Fox News personality Sean Hannity's efforts to downplay the Jan. 6 attack on the U.S. Capitol were debunked by Kevin Williamson in the conservative National Review.
"Why make such a big deal about January 6? Sean Hannity, radio host and off-the-books Donald Trump adviser, demands to know. After all, Hannity points out, there have been scores of riots, some of them deadly, over the past couple of years. Why fixate on that one?" he asked. "Sean Hannity apparently believes that he has the dumbest audience in America. The sacking of the Capitol on January 6 by a gang of enraged Trump acolytes acting on the president’s complaint that the election had been stolen from him is different from other riots because of its particular political character. Stealing Nikes is one thing, and stealing the presidency is another. Hannity knows this. Most of you know this."
Williamson noted the difference between a murder and an assassination.
"There were 21,570 homicides in the United States in 2020. If one of the victims had been the president of the United States, we would have made a pretty big deal about it. It would have been on the news. There might have been congressional hearings. Why? If we take Sean Hannity’s view, then we should treat such a murder as one murder among the thousands of murders the United States sees in a typical year," he explained.
READ: Fireworks erupt on Fox News after Geraldo blames Trump for inciting Capitol riots
Email messages sent by Fox News personalities to then-White House chief of staff Mark Meadows illustrate Williamson's point. The emails were released by the House Select Committee investigating the January 6th Attack on the U.S. Capitol.
"Even Sean Hannity knows this is a problem. That is why he — along with fellow Fox News hosts Laura Ingraham and Brian Kilmeade — texted Trump’s chief of staff to ask the president to try to put a stop to the riot," he wrote. "It is strange that these people, who today insist that Trump had nothing to do with the violent events in question, believed at the time that he was in a position to stop them. (Incidentally, isn’t it at least a little improper for hosts on a so-called news network to be acting in such an advisory capacity? Didn’t CNN dump Chris Cuomo for precisely that — advising the New York governor?)"

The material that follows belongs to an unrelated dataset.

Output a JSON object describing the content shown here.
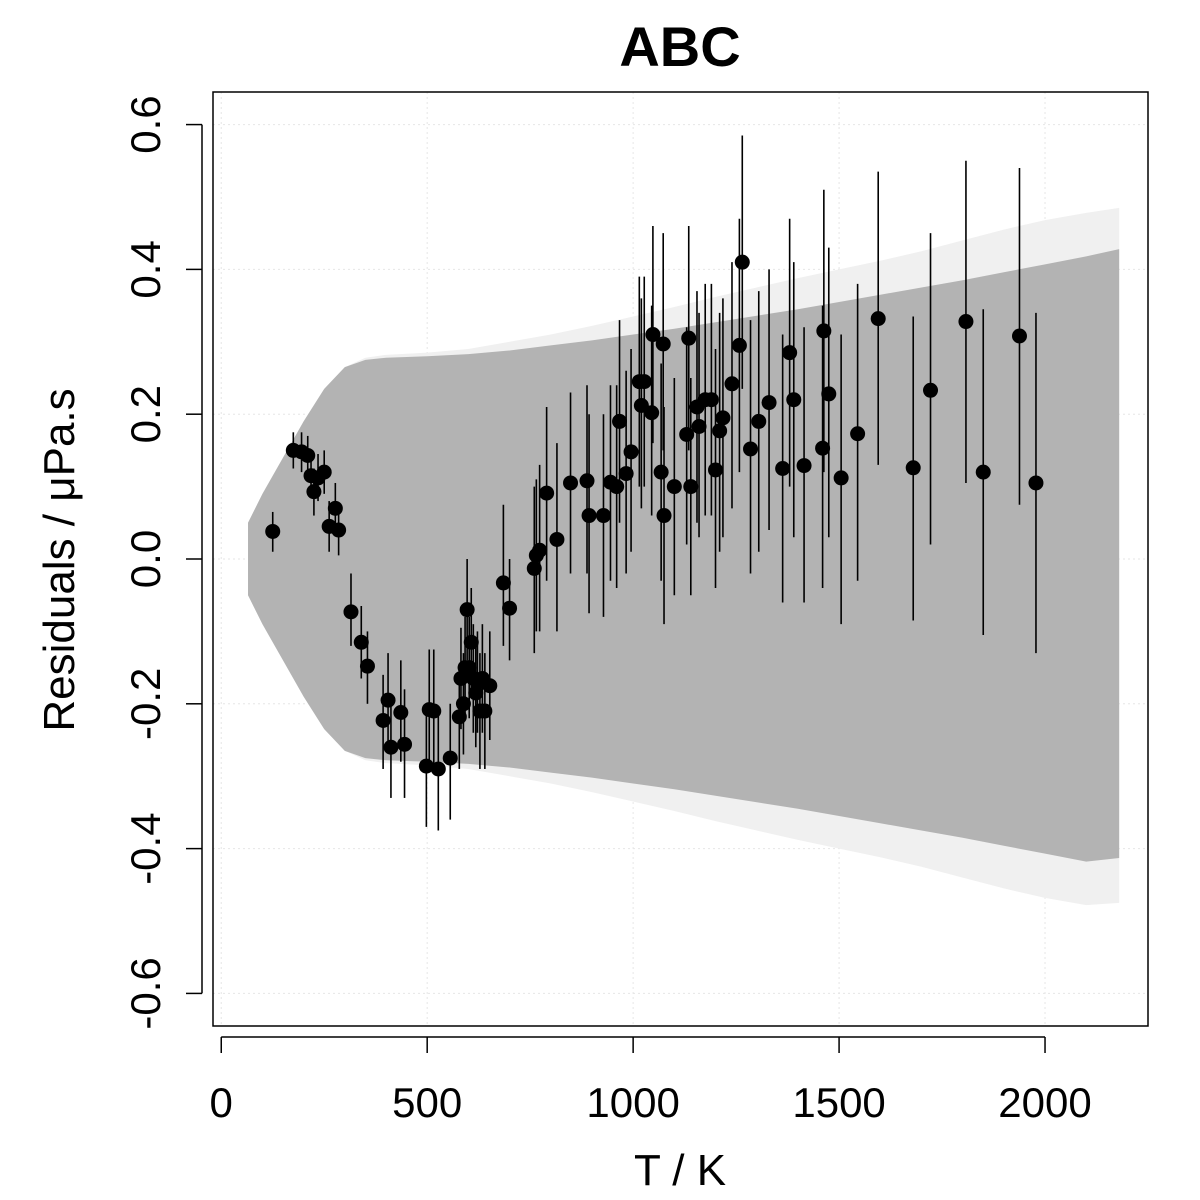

Williamson argued that Hannity's position was not only unethical, but so absurd that it deserved mockery.
"What has been clear to some of us for a long time — and what is becoming more difficult to deny every day — is that the events of January 6 were part of an attempted coup d’état, one that proceeded on two fronts: As the rioters occupied the Capitol and disrupted the process of certifying the Electoral College votes, Trump’s legal minions sought madly for some pretext upon which to nullify the election. Meanwhile, Trump allies occupying several points on the far-right tail of the bell curve of glue-sniffing madness hatched all kinds of supplementary schemes, some of them involving the military," he wrote. "A riot that is part of a coup d’état is not very much like a riot that is part of a coup de Target."